In sum, we are left with an abiding conviction that the jury's verdict of guilty as to Bookout is based upon suspicion and surmise only. She associated with the wrong people and was convicted because of guilt by association only. Her conviction for conspiracy may not be permitted to stand since we conclude that the inference of her guilt was not a reasonable one for the jury to entertain.

Conspiracy is a word of amorphous meaning, used in factual situations as broad as human behavior. We do not in this opinion attempt to define its many different *495 shades of meaning, or the outer limits of its application to criminal behavior. We merely decide whether Terry Wayne McDonald's offense ever reached any standard of proof required for such a crime.

To constitute an individual a co-conspirator, there must be a recognition on his part that he is entering into some kind of common plan, and knowingly intends to further its common purpose.
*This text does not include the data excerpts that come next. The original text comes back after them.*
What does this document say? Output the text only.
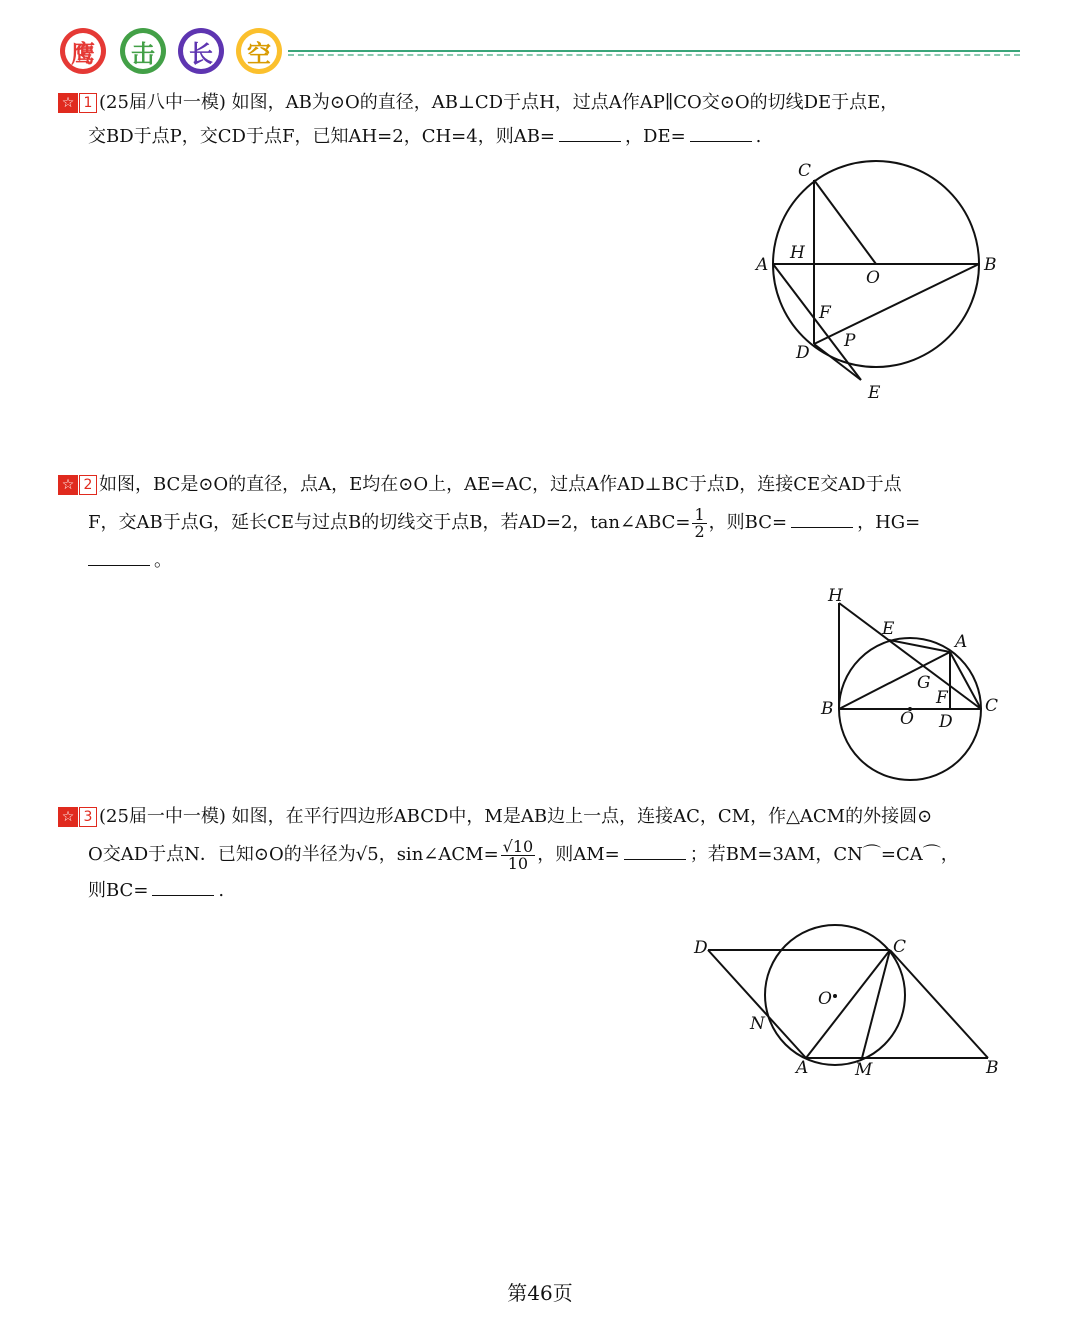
鹰 击 长 空
☆ 1 (25届八中一模) 如图，AB为⊙O的直径，AB⊥CD于点H，过点A作AP∥CO交⊙O的切线DE于点E，
交BD于点P，交CD于点F，已知AH=2，CH=4，则AB=	，DE=	.
C
H
A
O
B
F
P
D
E
☆ 2 如图，BC是⊙O的直径，点A，E均在⊙O上，AE=AC，过点A作AD⊥BC于点D，连接CE交AD于点
F，交AB于点G，延长CE与过点B的切线交于点B，若AD=2，tan∠ABC= $\frac{1}{2}$ ，则BC=	，HG=
。
H
E
A
G
F
B	O D
C
☆ 3 (25届一中一模) 如图，在平行四边形ABCD中，M是AB边上一点，连接AC，CM，作△ACM的外接圆⊙
O交AD于点N．已知⊙O的半径为√5，sin∠ACM= $\frac{√10}{10}$ ，则AM=	；若BM=3AM，CN⌒=CA⌒，
则BC=	.
D	C
O
N
A	M	B
第46页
Terry was charged with knowingly entering into a scheme with certain persons for the purpose of possessing marijuana with the intent to distribute.

Terry was trying to extricate his brother and a very good friend. He violated the law when he possessed and transported the marijuana. He may very well have been an accessory after the fact under Miss. Code Ann. § 97-1-5 (1972). For some reason which escapes us, the state chose to charge him with the crime of conspiracy.

For the reasons stated, the judgment of conviction is vacated, and appellant discharged.

REVERSED AND RENDERED.

PATTERSON, C.J., WALKER and ROY NOBLE LEE, P.JJ., and BOWLING, DAN M. LEE, PRATHER, ROBERTSON and SULLIVAN, JJ. concur.